Further, as analysts and markets typically miss to the same side of the first
print, and analysts have a track record of overestimating the advance, there is
a sharp downside risk to the whisper number.
--SOFT CONSUMER SPENDING
     In the fourth quarter, consumption was the largest contributor to GDP,
contributing 2.75pp at an annual rate. However, first quarter will likely be
much softer, as analysts brace for some payback after holiday shopping and the
end of hurricane-boosted spending. Already released retail sales data for the
first quarter shows a marked shift in quarter/quarter spending on an annualized
basis, posting a meek 0.8% rise in the first quarter after a 10.4% surge in the
fourth. While retail sales do not directly correlate with personal consumption,
this data does suggest muted spending despite tax cuts boosting disposable
income. Further, an MNI calculation, using January and February data, shows that
first quarter real PCE quarter/quarter on an annualized basis is tracking at a
soft 0.6% gain after last quarter's 4.0% rise. 

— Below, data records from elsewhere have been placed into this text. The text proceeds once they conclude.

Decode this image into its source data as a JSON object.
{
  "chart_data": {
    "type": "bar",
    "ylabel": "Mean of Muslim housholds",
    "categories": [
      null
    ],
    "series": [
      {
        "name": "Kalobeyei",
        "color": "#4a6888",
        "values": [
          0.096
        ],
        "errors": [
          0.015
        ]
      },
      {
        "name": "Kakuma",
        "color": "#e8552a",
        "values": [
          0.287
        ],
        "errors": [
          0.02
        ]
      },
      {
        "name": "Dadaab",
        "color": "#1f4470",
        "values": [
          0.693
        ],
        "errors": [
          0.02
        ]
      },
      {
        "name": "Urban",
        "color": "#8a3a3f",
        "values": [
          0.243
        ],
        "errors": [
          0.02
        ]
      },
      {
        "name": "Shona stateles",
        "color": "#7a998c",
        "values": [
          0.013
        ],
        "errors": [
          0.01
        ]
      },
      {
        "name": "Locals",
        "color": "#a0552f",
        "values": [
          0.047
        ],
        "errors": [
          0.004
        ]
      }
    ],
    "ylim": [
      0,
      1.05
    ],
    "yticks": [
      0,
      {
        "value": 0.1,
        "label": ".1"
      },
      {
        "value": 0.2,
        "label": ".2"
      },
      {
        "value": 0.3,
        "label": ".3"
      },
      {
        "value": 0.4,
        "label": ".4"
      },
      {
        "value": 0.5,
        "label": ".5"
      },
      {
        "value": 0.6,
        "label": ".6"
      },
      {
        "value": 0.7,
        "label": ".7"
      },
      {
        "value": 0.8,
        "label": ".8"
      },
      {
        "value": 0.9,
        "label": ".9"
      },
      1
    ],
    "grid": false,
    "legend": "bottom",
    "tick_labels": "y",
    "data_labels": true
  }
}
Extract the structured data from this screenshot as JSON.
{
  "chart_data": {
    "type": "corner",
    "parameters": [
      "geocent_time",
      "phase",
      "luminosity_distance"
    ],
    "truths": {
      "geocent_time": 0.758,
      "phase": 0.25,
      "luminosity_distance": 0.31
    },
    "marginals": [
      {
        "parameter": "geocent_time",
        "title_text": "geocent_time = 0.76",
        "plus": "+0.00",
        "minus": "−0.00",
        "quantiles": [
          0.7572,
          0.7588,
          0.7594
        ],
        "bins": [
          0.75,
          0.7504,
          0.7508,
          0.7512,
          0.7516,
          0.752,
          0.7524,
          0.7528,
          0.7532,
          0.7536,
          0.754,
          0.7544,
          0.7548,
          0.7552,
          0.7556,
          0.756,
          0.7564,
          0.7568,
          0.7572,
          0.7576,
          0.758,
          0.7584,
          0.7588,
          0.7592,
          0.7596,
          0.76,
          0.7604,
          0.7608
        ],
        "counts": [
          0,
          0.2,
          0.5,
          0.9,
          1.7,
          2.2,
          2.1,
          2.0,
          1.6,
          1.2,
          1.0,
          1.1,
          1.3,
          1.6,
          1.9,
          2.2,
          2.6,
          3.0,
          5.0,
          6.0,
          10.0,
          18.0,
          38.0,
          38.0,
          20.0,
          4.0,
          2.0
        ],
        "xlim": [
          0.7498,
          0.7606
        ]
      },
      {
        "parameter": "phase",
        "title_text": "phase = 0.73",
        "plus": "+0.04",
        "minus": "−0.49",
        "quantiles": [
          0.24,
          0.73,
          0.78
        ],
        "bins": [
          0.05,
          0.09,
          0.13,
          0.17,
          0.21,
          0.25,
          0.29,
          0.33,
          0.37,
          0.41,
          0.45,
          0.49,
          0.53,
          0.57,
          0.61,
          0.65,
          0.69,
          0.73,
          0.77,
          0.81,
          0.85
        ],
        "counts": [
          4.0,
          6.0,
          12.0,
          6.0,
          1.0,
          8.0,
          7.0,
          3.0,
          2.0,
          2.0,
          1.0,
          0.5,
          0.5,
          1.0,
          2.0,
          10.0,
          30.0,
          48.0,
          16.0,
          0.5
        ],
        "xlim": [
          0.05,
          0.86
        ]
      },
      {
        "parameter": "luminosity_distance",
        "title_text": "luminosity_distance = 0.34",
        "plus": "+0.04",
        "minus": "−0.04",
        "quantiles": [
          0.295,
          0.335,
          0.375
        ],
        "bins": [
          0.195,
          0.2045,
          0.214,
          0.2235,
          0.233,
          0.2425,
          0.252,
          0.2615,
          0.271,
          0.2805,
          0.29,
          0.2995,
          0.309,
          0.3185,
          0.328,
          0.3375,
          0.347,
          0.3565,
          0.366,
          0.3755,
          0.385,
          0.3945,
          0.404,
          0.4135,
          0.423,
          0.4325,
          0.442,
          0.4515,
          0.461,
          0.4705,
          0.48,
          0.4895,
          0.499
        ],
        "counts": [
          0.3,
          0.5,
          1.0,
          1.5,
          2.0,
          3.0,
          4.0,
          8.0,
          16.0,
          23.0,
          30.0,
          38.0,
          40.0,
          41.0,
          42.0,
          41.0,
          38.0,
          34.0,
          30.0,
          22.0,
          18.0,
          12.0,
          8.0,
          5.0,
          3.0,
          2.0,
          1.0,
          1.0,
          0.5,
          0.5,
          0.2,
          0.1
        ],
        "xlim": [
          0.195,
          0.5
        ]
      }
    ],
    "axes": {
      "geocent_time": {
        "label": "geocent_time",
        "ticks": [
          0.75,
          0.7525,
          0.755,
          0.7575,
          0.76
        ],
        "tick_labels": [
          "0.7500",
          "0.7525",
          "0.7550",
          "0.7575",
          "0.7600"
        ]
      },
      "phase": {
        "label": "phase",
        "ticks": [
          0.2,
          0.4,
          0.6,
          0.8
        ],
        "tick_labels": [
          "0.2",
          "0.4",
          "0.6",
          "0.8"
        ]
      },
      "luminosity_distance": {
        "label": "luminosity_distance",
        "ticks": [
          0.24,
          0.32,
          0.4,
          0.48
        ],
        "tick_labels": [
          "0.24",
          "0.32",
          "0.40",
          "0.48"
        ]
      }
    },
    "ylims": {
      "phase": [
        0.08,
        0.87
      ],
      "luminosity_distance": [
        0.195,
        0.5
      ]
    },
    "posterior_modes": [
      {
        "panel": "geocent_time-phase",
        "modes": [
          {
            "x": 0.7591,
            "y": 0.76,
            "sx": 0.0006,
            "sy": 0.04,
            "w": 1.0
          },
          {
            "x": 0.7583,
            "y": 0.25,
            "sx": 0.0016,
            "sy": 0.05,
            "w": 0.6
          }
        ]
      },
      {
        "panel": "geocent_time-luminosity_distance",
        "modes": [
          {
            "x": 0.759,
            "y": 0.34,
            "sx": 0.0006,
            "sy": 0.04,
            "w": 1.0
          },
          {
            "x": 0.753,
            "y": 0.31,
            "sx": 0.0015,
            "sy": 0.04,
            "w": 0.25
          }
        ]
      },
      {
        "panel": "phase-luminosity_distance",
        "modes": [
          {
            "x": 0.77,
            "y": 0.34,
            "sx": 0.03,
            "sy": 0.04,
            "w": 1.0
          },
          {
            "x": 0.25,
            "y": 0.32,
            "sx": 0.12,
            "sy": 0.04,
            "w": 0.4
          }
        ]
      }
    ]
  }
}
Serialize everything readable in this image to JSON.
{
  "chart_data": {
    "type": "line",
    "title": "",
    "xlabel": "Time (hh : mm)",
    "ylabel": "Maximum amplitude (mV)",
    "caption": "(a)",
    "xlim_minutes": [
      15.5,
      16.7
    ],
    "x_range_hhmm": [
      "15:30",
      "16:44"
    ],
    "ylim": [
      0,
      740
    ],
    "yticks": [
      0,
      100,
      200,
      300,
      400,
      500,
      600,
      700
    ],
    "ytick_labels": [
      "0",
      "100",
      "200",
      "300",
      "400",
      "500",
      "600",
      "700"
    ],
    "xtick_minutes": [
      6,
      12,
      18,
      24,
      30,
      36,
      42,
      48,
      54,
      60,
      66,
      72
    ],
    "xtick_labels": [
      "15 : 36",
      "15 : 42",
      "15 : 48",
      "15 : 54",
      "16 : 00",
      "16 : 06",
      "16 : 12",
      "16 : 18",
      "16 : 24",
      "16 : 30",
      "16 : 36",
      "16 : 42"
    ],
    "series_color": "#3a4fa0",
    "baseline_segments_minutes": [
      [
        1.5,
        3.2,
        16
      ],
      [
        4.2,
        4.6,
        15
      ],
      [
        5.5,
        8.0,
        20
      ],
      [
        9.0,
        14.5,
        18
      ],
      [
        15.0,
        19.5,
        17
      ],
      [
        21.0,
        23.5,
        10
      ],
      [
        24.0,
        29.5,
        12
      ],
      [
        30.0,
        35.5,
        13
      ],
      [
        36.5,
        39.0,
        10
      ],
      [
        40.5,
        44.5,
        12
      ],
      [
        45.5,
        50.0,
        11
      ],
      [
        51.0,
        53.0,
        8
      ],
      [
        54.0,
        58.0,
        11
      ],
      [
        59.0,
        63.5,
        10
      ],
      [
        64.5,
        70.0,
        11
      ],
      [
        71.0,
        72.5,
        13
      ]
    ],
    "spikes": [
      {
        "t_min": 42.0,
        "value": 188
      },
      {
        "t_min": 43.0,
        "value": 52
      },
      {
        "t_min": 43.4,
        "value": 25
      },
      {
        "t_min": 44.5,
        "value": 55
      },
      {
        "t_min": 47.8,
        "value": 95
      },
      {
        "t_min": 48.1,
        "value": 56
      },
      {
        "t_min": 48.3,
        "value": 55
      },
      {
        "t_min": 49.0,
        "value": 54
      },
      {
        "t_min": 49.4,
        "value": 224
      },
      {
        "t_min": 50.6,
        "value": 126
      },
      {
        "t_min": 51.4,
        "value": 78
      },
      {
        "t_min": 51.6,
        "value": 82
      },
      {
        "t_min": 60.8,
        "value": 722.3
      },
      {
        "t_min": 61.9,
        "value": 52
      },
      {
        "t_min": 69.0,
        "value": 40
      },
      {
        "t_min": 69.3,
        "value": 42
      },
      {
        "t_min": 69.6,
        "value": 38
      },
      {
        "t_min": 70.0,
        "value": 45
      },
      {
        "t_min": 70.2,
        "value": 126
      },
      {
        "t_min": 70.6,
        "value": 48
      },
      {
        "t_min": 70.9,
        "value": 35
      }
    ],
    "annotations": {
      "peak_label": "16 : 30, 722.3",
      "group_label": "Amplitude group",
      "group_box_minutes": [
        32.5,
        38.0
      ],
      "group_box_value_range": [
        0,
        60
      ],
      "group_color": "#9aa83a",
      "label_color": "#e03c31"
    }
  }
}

--INVESTMENT TO GIVE NET POSITIVE CONTRIBUTION 
     Residential investment is expected to be softer in the first quarter, after
surging 12.8% in the previous. This comes as hurricane rebuilding efforts are
finally dissipating from the data. However, with Tuesday's strong upward
revision to new home sales in the first two months of the year, as well as a
strong 694k print for March, the data suggests that the yet to be released March
residential construction should be a positive contribution to GDP. An MNI
calculation based off of only January and February shows that private
residential construction was +6.3% quarter/quarter on an annualized basis.
Business investment is expected to add a steady boost to economic growth
following tax reforms. However, soft capital goods ex-aircraft readings for
durables orders and shipments for March provide some downside risk.
Additionally, analysts look for a rebound in inventories after they slowed to a
$15.6 billion annualized rate of growth from $38.5 billion in the third quarter.